More practical solution is to use roof-top panels as an auxiliary energy source together with batteries that are being charged between trips from other sources. Many groups have been working on this concept for some time. Since 1987 there has been an annual 3000 km Darwin to Adelaide (route going through another sunny desert) solar car race “World Solar Challenge”, http://goo.gl/KOXgJi.
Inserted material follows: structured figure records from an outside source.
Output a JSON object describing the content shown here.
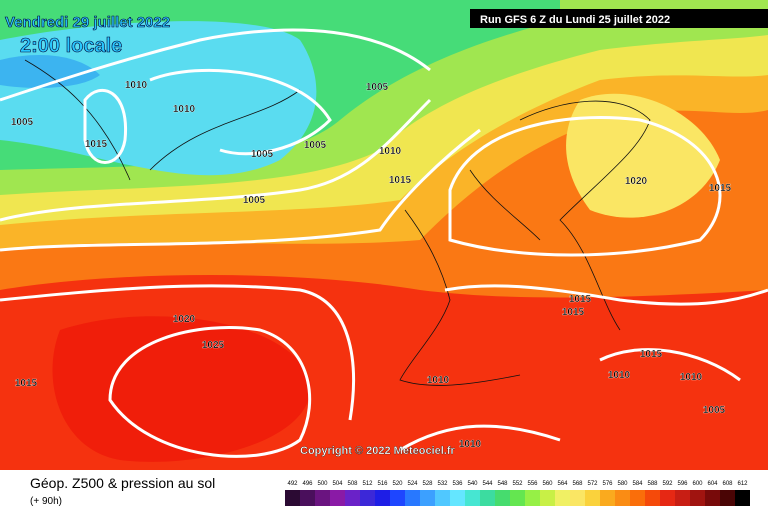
{
  "header": {
    "date": "Vendredi 29 juillet 2022",
    "time": "2:00 locale",
    "run": "Run GFS 6 Z du Lundi 25 juillet 2022"
  },
  "map": {
    "copyright": "Copyright © 2022 Meteociel.fr",
    "isobar_labels": [
      "1010",
      "1010",
      "1005",
      "1015",
      "1005",
      "1010",
      "1015",
      "1005",
      "1005",
      "1005",
      "1020",
      "1015",
      "1020",
      "1025",
      "1015",
      "1015",
      "1015",
      "1015",
      "1010",
      "1010",
      "1010",
      "1005",
      "1010"
    ]
  },
  "footer": {
    "title": "Géop. Z500 & pression au sol",
    "lead": "(+ 90h)"
  },
  "legend": {
    "values": [
      492,
      496,
      500,
      504,
      508,
      512,
      516,
      520,
      524,
      528,
      532,
      536,
      540,
      544,
      548,
      552,
      556,
      560,
      564,
      568,
      572,
      576,
      580,
      584,
      588,
      592,
      596,
      600,
      604,
      608,
      612
    ],
    "colors": [
      "#2b0a33",
      "#4a0f5c",
      "#6a1480",
      "#8a1aa6",
      "#6a22c8",
      "#3c28d8",
      "#1e1ee6",
      "#1e46ff",
      "#2878ff",
      "#3ca0ff",
      "#50c8ff",
      "#64e6ff",
      "#46e6d2",
      "#3cdca0",
      "#46dc6e",
      "#64e650",
      "#96f046",
      "#c8f046",
      "#f0f064",
      "#fae664",
      "#fad23c",
      "#faaa1e",
      "#fa8c14",
      "#fa6e0a",
      "#f54a0a",
      "#e62814",
      "#c81e14",
      "#a01410",
      "#780a0a",
      "#4a0505",
      "#000000"
    ]
  }
}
Competitors can still fully charge their vehicles from the grid before the start, and in some categories also in the middle of the race.

Ford CMAX Solar car has a 1.5 m² 300 W panel, and Ford is working on an interesting solar light concentrator to charge this car through its roof panel between the trips: https://goo.gl/zn27ek.
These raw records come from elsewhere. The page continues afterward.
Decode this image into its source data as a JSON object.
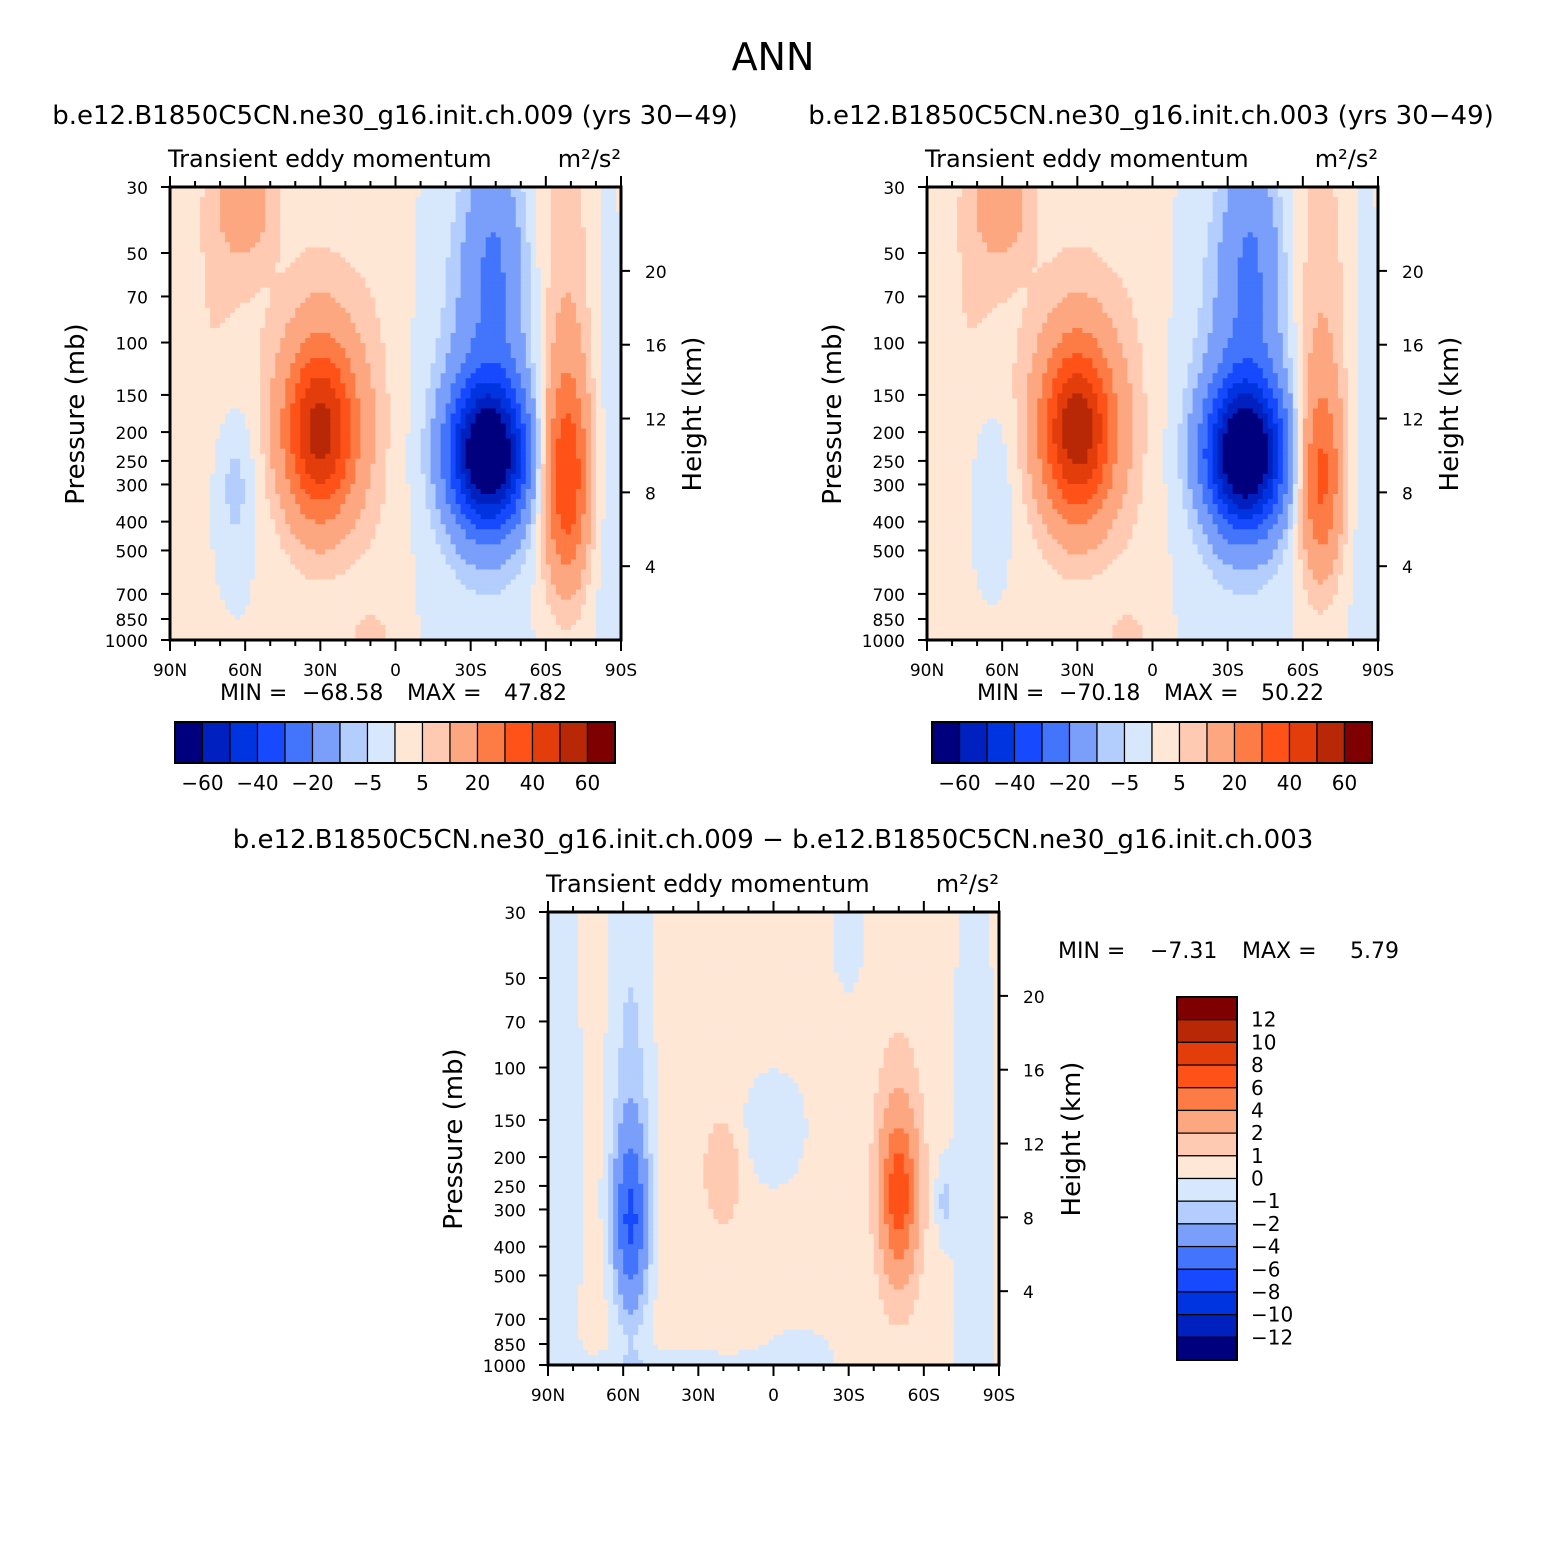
{
  "page": {
    "title": "ANN",
    "bottom_title": "b.e12.B1850C5CN.ne30_g16.init.ch.009 − b.e12.B1850C5CN.ne30_g16.init.ch.003"
  },
  "axes_common": {
    "left_label": "Pressure (mb)",
    "right_label": "Height (km)",
    "pressure_ticks": [
      30,
      50,
      70,
      100,
      150,
      200,
      250,
      300,
      400,
      500,
      700,
      850,
      1000
    ],
    "height_ticks": [
      4,
      8,
      12,
      16,
      20
    ],
    "lat_ticks": [
      "90N",
      "60N",
      "30N",
      "0",
      "30S",
      "60S",
      "90S"
    ],
    "lat_values": [
      90,
      60,
      30,
      0,
      -30,
      -60,
      -90
    ]
  },
  "chart_data": [
    {
      "id": "panel1",
      "type": "heatmap",
      "plot_type": "filled-contour",
      "title": "b.e12.B1850C5CN.ne30_g16.init.ch.009 (yrs 30−49)",
      "subtitle_left": "Transient eddy momentum",
      "units": "m²/s²",
      "xlabel": "",
      "ylabel": "Pressure (mb)",
      "ylabel_right": "Height (km)",
      "xlim": [
        90,
        -90
      ],
      "ylim": [
        1000,
        30
      ],
      "y_scale": "log",
      "min_label": "MIN =",
      "min_value": "−68.58",
      "max_label": "MAX =",
      "max_value": "47.82",
      "min": -68.58,
      "max": 47.82,
      "features": [
        {
          "lat": -37,
          "p": 240,
          "value": -68,
          "lat_width": 11,
          "logp_width": 0.17
        },
        {
          "lat": -37,
          "p": 140,
          "value": -15,
          "lat_width": 13,
          "logp_width": 0.42
        },
        {
          "lat": -40,
          "p": 45,
          "value": -16,
          "lat_width": 9,
          "logp_width": 0.28
        },
        {
          "lat": 30,
          "p": 200,
          "value": 46,
          "lat_width": 10,
          "logp_width": 0.2
        },
        {
          "lat": 30,
          "p": 150,
          "value": 10,
          "lat_width": 14,
          "logp_width": 0.4
        },
        {
          "lat": 60,
          "p": 32,
          "value": 15,
          "lat_width": 8,
          "logp_width": 0.15
        },
        {
          "lat": 72,
          "p": 80,
          "value": 5,
          "lat_width": 14,
          "logp_width": 0.5
        },
        {
          "lat": -68,
          "p": 290,
          "value": 35,
          "lat_width": 6.5,
          "logp_width": 0.24
        },
        {
          "lat": -68,
          "p": 120,
          "value": 8,
          "lat_width": 7,
          "logp_width": 0.45
        },
        {
          "lat": 64,
          "p": 290,
          "value": -9,
          "lat_width": 6,
          "logp_width": 0.2
        },
        {
          "lat": 7,
          "p": 200,
          "value": 3,
          "lat_width": 8,
          "logp_width": 0.6
        },
        {
          "lat": 10,
          "p": 950,
          "value": 7,
          "lat_width": 5,
          "logp_width": 0.04
        },
        {
          "lat": -55,
          "p": 30,
          "value": 4,
          "lat_width": 20,
          "logp_width": 0.6
        },
        {
          "lat": -84,
          "p": 200,
          "value": -3,
          "lat_width": 4,
          "logp_width": 0.9
        }
      ],
      "colorbar": {
        "levels": [
          -60,
          -50,
          -40,
          -30,
          -20,
          -10,
          -5,
          0,
          5,
          10,
          20,
          30,
          40,
          50,
          60
        ],
        "labels": [
          "−60",
          "−40",
          "−20",
          "−5",
          "5",
          "20",
          "40",
          "60"
        ]
      }
    },
    {
      "id": "panel2",
      "type": "heatmap",
      "plot_type": "filled-contour",
      "title": "b.e12.B1850C5CN.ne30_g16.init.ch.003 (yrs 30−49)",
      "subtitle_left": "Transient eddy momentum",
      "units": "m²/s²",
      "xlabel": "",
      "ylabel": "Pressure (mb)",
      "ylabel_right": "Height (km)",
      "xlim": [
        90,
        -90
      ],
      "ylim": [
        1000,
        30
      ],
      "y_scale": "log",
      "min_label": "MIN =",
      "min_value": "−70.18",
      "max_label": "MAX =",
      "max_value": "50.22",
      "min": -70.18,
      "max": 50.22,
      "features": [
        {
          "lat": -37,
          "p": 240,
          "value": -70,
          "lat_width": 11,
          "logp_width": 0.17
        },
        {
          "lat": -37,
          "p": 140,
          "value": -15,
          "lat_width": 13,
          "logp_width": 0.42
        },
        {
          "lat": -40,
          "p": 45,
          "value": -16,
          "lat_width": 9,
          "logp_width": 0.28
        },
        {
          "lat": 30,
          "p": 200,
          "value": 49,
          "lat_width": 10,
          "logp_width": 0.2
        },
        {
          "lat": 30,
          "p": 150,
          "value": 10,
          "lat_width": 14,
          "logp_width": 0.4
        },
        {
          "lat": 60,
          "p": 32,
          "value": 15,
          "lat_width": 8,
          "logp_width": 0.15
        },
        {
          "lat": 72,
          "p": 80,
          "value": 5,
          "lat_width": 14,
          "logp_width": 0.5
        },
        {
          "lat": -67,
          "p": 290,
          "value": 28,
          "lat_width": 6,
          "logp_width": 0.22
        },
        {
          "lat": -67,
          "p": 120,
          "value": 8,
          "lat_width": 7,
          "logp_width": 0.45
        },
        {
          "lat": 64,
          "p": 290,
          "value": -7,
          "lat_width": 6,
          "logp_width": 0.2
        },
        {
          "lat": 7,
          "p": 200,
          "value": 3,
          "lat_width": 8,
          "logp_width": 0.6
        },
        {
          "lat": 10,
          "p": 950,
          "value": 7,
          "lat_width": 5,
          "logp_width": 0.04
        },
        {
          "lat": -55,
          "p": 30,
          "value": 4,
          "lat_width": 20,
          "logp_width": 0.6
        },
        {
          "lat": -84,
          "p": 200,
          "value": -3,
          "lat_width": 4,
          "logp_width": 0.9
        }
      ],
      "colorbar": {
        "levels": [
          -60,
          -50,
          -40,
          -30,
          -20,
          -10,
          -5,
          0,
          5,
          10,
          20,
          30,
          40,
          50,
          60
        ],
        "labels": [
          "−60",
          "−40",
          "−20",
          "−5",
          "5",
          "20",
          "40",
          "60"
        ]
      }
    },
    {
      "id": "panel3",
      "type": "heatmap",
      "plot_type": "filled-contour",
      "subtitle_left": "Transient eddy momentum",
      "units": "m²/s²",
      "xlabel": "",
      "ylabel": "Pressure (mb)",
      "ylabel_right": "Height (km)",
      "xlim": [
        90,
        -90
      ],
      "ylim": [
        1000,
        30
      ],
      "y_scale": "log",
      "min_label": "MIN =",
      "min_value": "−7.31",
      "max_label": "MAX =",
      "max_value": "5.79",
      "min": -7.31,
      "max": 5.79,
      "base": 0.5,
      "features": [
        {
          "lat": 85,
          "p": 200,
          "value": -1.3,
          "lat_width": 6,
          "logp_width": 1.0
        },
        {
          "lat": 57,
          "p": 60,
          "value": -1.2,
          "lat_width": 6,
          "logp_width": 0.7
        },
        {
          "lat": 57,
          "p": 330,
          "value": -5.5,
          "lat_width": 4.5,
          "logp_width": 0.2
        },
        {
          "lat": 57,
          "p": 220,
          "value": -1.0,
          "lat_width": 7,
          "logp_width": 0.4
        },
        {
          "lat": 20,
          "p": 220,
          "value": 1.6,
          "lat_width": 5,
          "logp_width": 0.12
        },
        {
          "lat": 0,
          "p": 160,
          "value": -1.2,
          "lat_width": 10,
          "logp_width": 0.15
        },
        {
          "lat": -10,
          "p": 900,
          "value": -0.8,
          "lat_width": 12,
          "logp_width": 0.08
        },
        {
          "lat": -50,
          "p": 270,
          "value": 5.7,
          "lat_width": 4.5,
          "logp_width": 0.17
        },
        {
          "lat": -50,
          "p": 220,
          "value": 1.5,
          "lat_width": 6.5,
          "logp_width": 0.3
        },
        {
          "lat": -68,
          "p": 280,
          "value": -1.6,
          "lat_width": 2.5,
          "logp_width": 0.1
        },
        {
          "lat": -80,
          "p": 250,
          "value": -1.3,
          "lat_width": 6,
          "logp_width": 1.0
        },
        {
          "lat": -30,
          "p": 35,
          "value": -1.2,
          "lat_width": 5,
          "logp_width": 0.15
        },
        {
          "lat": 40,
          "p": 1000,
          "value": -1.0,
          "lat_width": 30,
          "logp_width": 0.04
        }
      ],
      "colorbar": {
        "levels": [
          -12,
          -10,
          -8,
          -6,
          -4,
          -2,
          -1,
          0,
          1,
          2,
          4,
          6,
          8,
          10,
          12
        ],
        "labels": [
          "12",
          "10",
          "8",
          "6",
          "4",
          "2",
          "1",
          "0",
          "−1",
          "−2",
          "−4",
          "−6",
          "−8",
          "−10",
          "−12"
        ]
      }
    }
  ],
  "colors": {
    "palette": [
      "#00007f",
      "#0021bf",
      "#0034e0",
      "#1749ff",
      "#4275fb",
      "#7a9ffb",
      "#b3cdfc",
      "#d7e8fd",
      "#ffe7d6",
      "#ffcab1",
      "#fda781",
      "#fd7b44",
      "#ff5219",
      "#e33d0c",
      "#b82806",
      "#7e0000"
    ]
  }
}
Honda has been testing a solar charging station for its electric vehicles since 2010 (a six hour solar charge is needed for a160 km drive).

 

One of the first demonstrations of a solar-powered car was in 1960 when an 1912 Baker electric car was fitted with then available solar panels: https://goo.gl/BZadJT. In this experiment 10 hours of solar charging enabled one hour of driving at 32 km/h.

 

SOLAR TRAINS?: Train is my favourite means of transportation that I miss in Western Canada, and so I was also interested to find how much solar power can be harvested from the roof of passenger trains and how it compares with their power needs. I did it for three cases for which I could quickly find all relevant specifications. All panel areas below are again based on the ideal 95% panel efficiency.

Amtrak18 coach electrified train: The coaches are 85 feet long, roof area of one coach is about 78 m². This area would collect about 20 kW of solar energy on average throughout the year (78 divided by 3.82 of the last table; maybe a bit more than 20k as it operates south of us). The electric locomotive is somewhat shorter, and so its roof could harvest another about 15 kW. That would give a total of 375 kW  for the whole train, which is just a small fraction of its present locomotive's power input of 6,400 kWh. Such high power is needed to accelerate the train to 200 km/h in less than 8 minutes.

British Rail Class 466 Networker: Two coach electric multiple unit (EMU) with top speed of (only) 120 km/h.  The total roof area of both coaches is 117 m², collecting thus on average about 31 kW (assuming similar insolation in Britain as here). There is just one motor in the whole unit, rated 600 kW, which is again much bigger than what the panels could ever in the future provide.

Liverpool Overhead Railway (historic). Built in 1893, it was using the first ever built EMUs. Each lightweight coach had one motor with power input of 45 kW  (initially; over the about 60 years of operation of this railways, the motors were replaced by more powerful ones, first a 52 kW, then a 75 kW). Roof area of each coach was 42 m² and could thus collect on average about 11 kW, still only a 1/4 of the motor power. Even for such a simple, light-weight, slower train, solar panels would never be sufficient.

The conclusion: solar panels on train roof-tops could only be an auxiliary power source for trains. The main solar generating stations (best in combination with wind turbines for night travel, unless cheap storage of solar electricity is available) would have to be put on the ground along the tracks. For this, all the tracks need to be electrified, as already done in Europe, except for some local routes.